A season of the unexpected, of caregiving for those I love, of processing life and the ever-looming reality of death. A season of changing and morphing circumstances, some of which were coming at lightning speed without a moments notice, of frequent recalculations… a season of loving, of sweet hellos and heavy-hearted goodbyes. That type of season.
I admit this with some hesitation, knowing that my admission will likely generate empathy or possibly among some even sympathy for me. (My tender-hearted friends) To every brave reader of this, I assure you that neither are necessary or even needed. The “season” has been sweetened with treasured family, beautiful friendships and much, much grace.
As always, when grace abounds – growth abounds. These past 15 months (or so) have been for my continued sanctification. It has been another needful season in my life, a time assigned for further purification from self, personal ambition, expectations, control and sleep (grin). A fresh time of learning to abide at an enhanced level of “trust Him, release “it”…trust Him, release “it”…trust Him, release “it”….repeat…repeat…repeat.” It is good in the hardest sort of way.

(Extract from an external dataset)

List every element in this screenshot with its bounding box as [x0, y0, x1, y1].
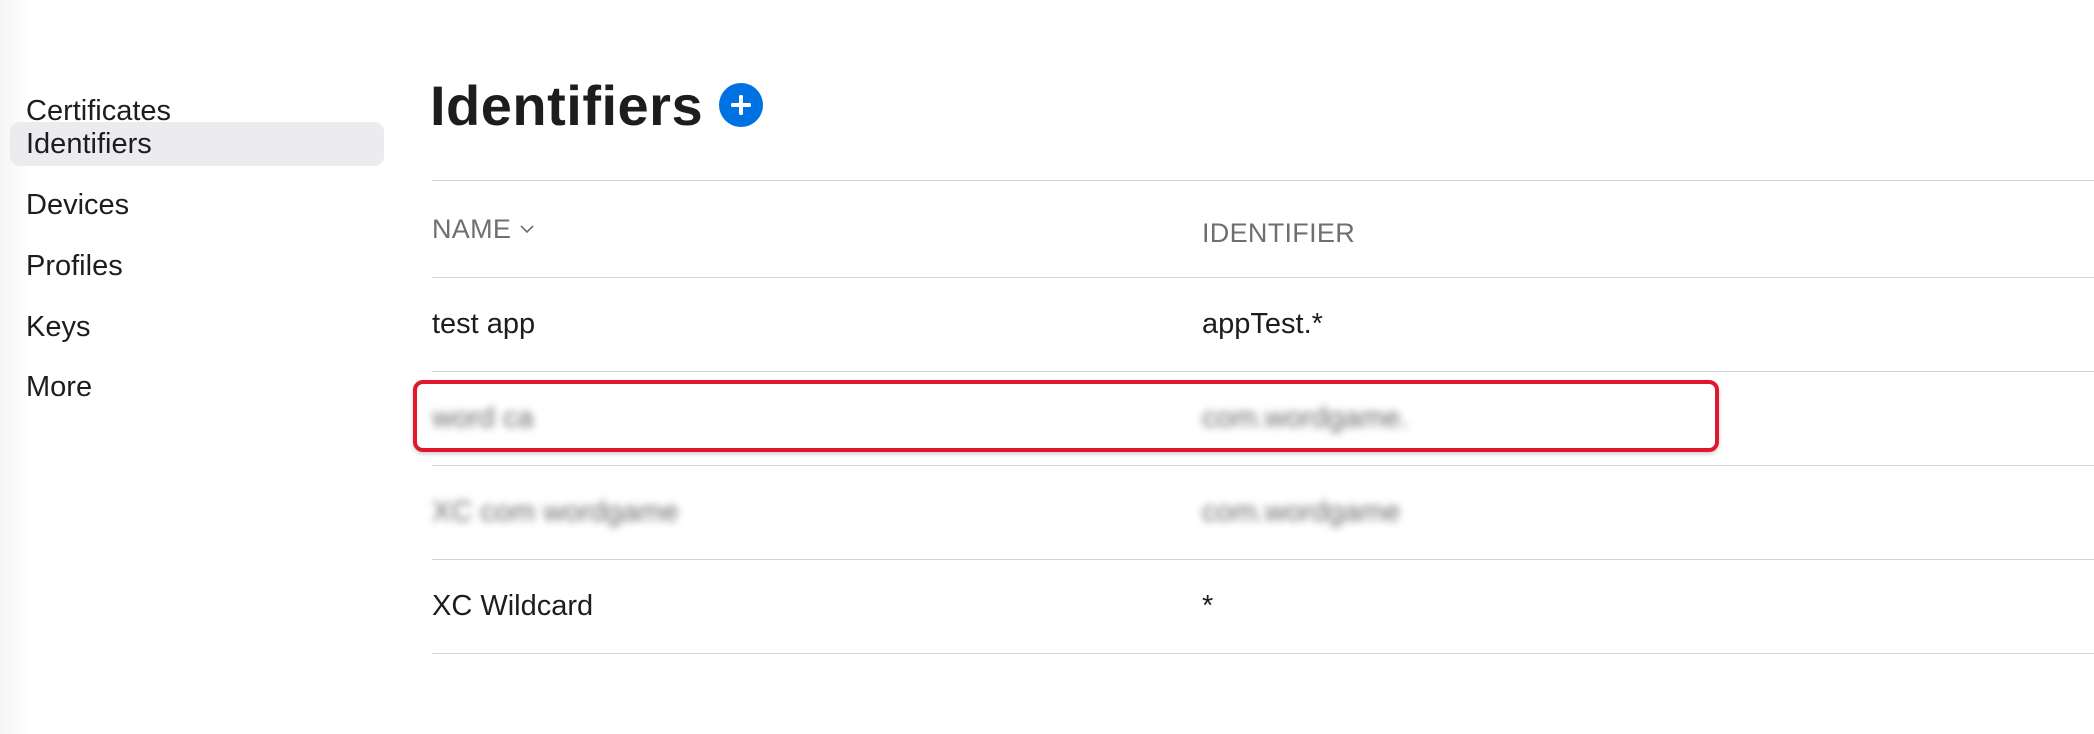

A favorite companion along this stretch of my journey has become “The Valley of Vision”, a collection of Puritan Prayers. The Puritan movement took place during the sixteenth and seventeenth centuries, yet continues to influence hearts like mine today. I have been both encouraged and exhorted by their example of consistent character, ceaseless prayer and faithful meditation on the Word. May the following touch your heart as it has mine:
“O God Whose Will Conquers All,
There is no comfort in anything apart from enjoying Thee and being engaged in Thy service; Thou are All in all, and all enjoyments are what to me Thou makes them, and no more.
I am well pleased with Thy will, whatever it is, or should be in all respects, And if Thou bidests me decide for myself in any affair, I would choose to refer all to Thee, for Thou art infinitely wise and cannot do amiss, as I am in danger of doing.
I rejoice to think that all things are at Thy disposal, and it delights me to leave them there. Then prayer turns wholly into praise, and all I can do is to adore and bless Thee.
What shall I give Thee for all Thy benefits? I am in a strait betwixt two, knowing not what to do; I long to make some return, but have nothing to offer, and can only rejoice that Thou doest all, that none in heaven or on earth shares Thy honor; I can of myself do nothing to glorify Thy blessed name, but I can through grace cheerfully surrender soul and body to Thee,
I know that Thou art the Author and Finisher of faith, and the whole work of redemption is Thine alone, that every good work or thought found in me is the effect of Thy power and grace, that Thy sole motive in working in me to will and to do is for Thy good pleasure.
O God, it is amazing that men can talk so much about man’s creaturely power and goodness, when, if Thou didst not hold us back every moment, we should be devils incarnate.
This, by bitter experience, Thou hast taught me concerning myself.”